Chris Whittington wrote:
The above just confirms the point ....
you are hill climbing, together with a bunch of relatively similar machines, all competing against he same metric (statistical win rate, aka ELO)
there's no guarantee, and in fact it is very likely, that the hill being climbed is no way the highest hill around, and when you get to the top, or near the top, there's no way to jump over onto another higher hill to repeat the process, because, as you say "quite often a "fix" that improved the play in a single game we were examining would cause a drastic drop in Elo overall" which has the effect of keeping you on the same hill.
In fact, I think a case can be made that your ELO can continue to rise through the methodology used even when you got to the top of the (non-optimal) hill already and there's nowhere higher to be gone to.
The alternative is witchcraft/voodoo/magic/etc. I personally believe that with a large set of opening positions, and opponents that are stronger than me, so long as I can close the gap I am getting better overall. This is a far sounder assumption than trying to look at a specific game, isolate a particular move, and adjust either the search or evaluation to choose a better move. Been there. Done that. Got the T-shirt. It is a flawed methodology.
As I mentioned, we tried a few of these early on, just to get a feel for what we _had_ been doing. I would see a game played on ICC where I could analyze and determine some point where a losing move was made. And with (sometimes) some GM help, we'd look at the good move vs the bad move, and try to determine if it was depth or knowledge that caused the error. And for the normal cases, after we came up with a fix that made us switch from the bad move to the good one, cluster testing would often show that the "fix" hurt overall. It is _very_ difficult to envision how a change in the evaluation for this position will effect all the other similar but subtly different positions we have to play through.

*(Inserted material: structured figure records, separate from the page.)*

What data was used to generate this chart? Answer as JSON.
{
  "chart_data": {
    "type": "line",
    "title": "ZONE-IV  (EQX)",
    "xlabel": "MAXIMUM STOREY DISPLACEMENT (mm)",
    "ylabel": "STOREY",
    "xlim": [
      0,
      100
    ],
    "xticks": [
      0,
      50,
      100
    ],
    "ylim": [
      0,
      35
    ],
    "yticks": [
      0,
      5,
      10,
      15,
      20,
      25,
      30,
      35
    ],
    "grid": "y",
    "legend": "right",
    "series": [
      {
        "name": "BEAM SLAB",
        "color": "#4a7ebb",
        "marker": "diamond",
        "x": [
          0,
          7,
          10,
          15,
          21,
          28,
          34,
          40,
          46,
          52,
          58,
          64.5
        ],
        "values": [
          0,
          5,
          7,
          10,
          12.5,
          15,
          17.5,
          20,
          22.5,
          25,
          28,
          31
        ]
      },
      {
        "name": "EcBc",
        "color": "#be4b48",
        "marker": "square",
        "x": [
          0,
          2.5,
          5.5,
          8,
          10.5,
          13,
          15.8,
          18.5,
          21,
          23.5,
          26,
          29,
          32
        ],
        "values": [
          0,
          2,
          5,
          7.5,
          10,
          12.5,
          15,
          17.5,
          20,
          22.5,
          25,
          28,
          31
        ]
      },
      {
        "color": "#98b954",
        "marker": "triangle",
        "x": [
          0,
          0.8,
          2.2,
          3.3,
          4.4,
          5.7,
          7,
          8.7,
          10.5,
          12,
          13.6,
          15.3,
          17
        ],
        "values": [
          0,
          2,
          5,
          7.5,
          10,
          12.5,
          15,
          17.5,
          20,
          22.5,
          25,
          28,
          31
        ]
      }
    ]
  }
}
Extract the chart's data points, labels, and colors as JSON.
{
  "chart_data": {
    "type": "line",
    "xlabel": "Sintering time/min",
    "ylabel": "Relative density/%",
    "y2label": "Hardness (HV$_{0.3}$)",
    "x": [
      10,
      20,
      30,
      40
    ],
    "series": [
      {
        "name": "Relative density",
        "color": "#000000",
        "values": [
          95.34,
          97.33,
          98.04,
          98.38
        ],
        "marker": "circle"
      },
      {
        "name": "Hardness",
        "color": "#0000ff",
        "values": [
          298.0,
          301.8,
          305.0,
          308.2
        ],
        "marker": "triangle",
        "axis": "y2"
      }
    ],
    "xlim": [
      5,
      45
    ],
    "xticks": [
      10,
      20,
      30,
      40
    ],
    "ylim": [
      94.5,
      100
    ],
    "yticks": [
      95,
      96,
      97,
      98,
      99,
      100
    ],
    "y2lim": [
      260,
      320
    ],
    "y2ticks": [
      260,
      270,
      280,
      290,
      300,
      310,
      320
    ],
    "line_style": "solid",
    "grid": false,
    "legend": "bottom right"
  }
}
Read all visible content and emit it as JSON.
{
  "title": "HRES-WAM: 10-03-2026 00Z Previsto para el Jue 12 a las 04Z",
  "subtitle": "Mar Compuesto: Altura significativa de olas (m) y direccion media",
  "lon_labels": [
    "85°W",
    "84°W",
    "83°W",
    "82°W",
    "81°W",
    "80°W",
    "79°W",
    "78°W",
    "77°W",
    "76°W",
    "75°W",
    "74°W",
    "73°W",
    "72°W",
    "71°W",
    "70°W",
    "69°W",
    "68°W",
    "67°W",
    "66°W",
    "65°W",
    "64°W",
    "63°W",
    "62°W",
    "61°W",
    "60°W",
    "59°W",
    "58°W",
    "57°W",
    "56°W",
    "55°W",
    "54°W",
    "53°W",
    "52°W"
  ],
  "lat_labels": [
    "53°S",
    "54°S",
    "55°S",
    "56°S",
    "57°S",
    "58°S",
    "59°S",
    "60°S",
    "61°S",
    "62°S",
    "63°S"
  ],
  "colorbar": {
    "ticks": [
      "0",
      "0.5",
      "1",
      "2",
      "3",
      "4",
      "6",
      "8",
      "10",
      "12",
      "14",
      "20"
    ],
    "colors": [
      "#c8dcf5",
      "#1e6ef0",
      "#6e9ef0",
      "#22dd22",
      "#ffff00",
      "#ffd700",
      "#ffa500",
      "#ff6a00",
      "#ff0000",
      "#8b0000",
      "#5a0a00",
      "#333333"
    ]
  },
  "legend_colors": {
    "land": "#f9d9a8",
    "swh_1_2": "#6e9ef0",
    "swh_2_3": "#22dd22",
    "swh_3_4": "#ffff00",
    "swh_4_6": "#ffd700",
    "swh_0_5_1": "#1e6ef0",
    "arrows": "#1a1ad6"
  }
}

We often find new ideas by looking at individual games, but this is usually in the form of "we are just not evaluating this very well" or "we have no term that attempts to quantify this particular positional concept". But as we fix those things, we don't just use the game where we made a boo-boo, we play 30,000 games to make sure that it helps in more cases than it hurts. Which guarantees upward progress. I had way too many steps backward with crafty prior to cluster-testing. Others seem to be doing the same, although with different approaches. Rybka apparently plays about 40,000 game in 1 second games to tune things. I prefer to occasionally vary the time control to make sure that something that helps at fast games doesn't hurt at slow games.
But the point is that this is an objective mechanism, not subjective. Lots of "good ideas" have been tossed out because even though they sounded reasonable, we could not find any implementation that didn't hurt overall results. I like the idea of making a change, then running a quick test and in an hour have a really good idea of whether the idea as implemented worked or not. If not, we try to figure out why as on quite a few occasions, the idea was good, but the implementation had a bug. Humans think too highly of their subjective abilities. I've drifted away from that approach after proving over and over that my subjective opinion was quite a bit away from the real truth.
Is it possible to reach a local maxima? Of course. But we are not doing automated tuning, we are making changes and testing the resulting programs. Which means that as a human, we can recognize a trend that needs attention and do something about it, even if it requires a complete rewrite of something, such as king safety or pawn structure or whatever.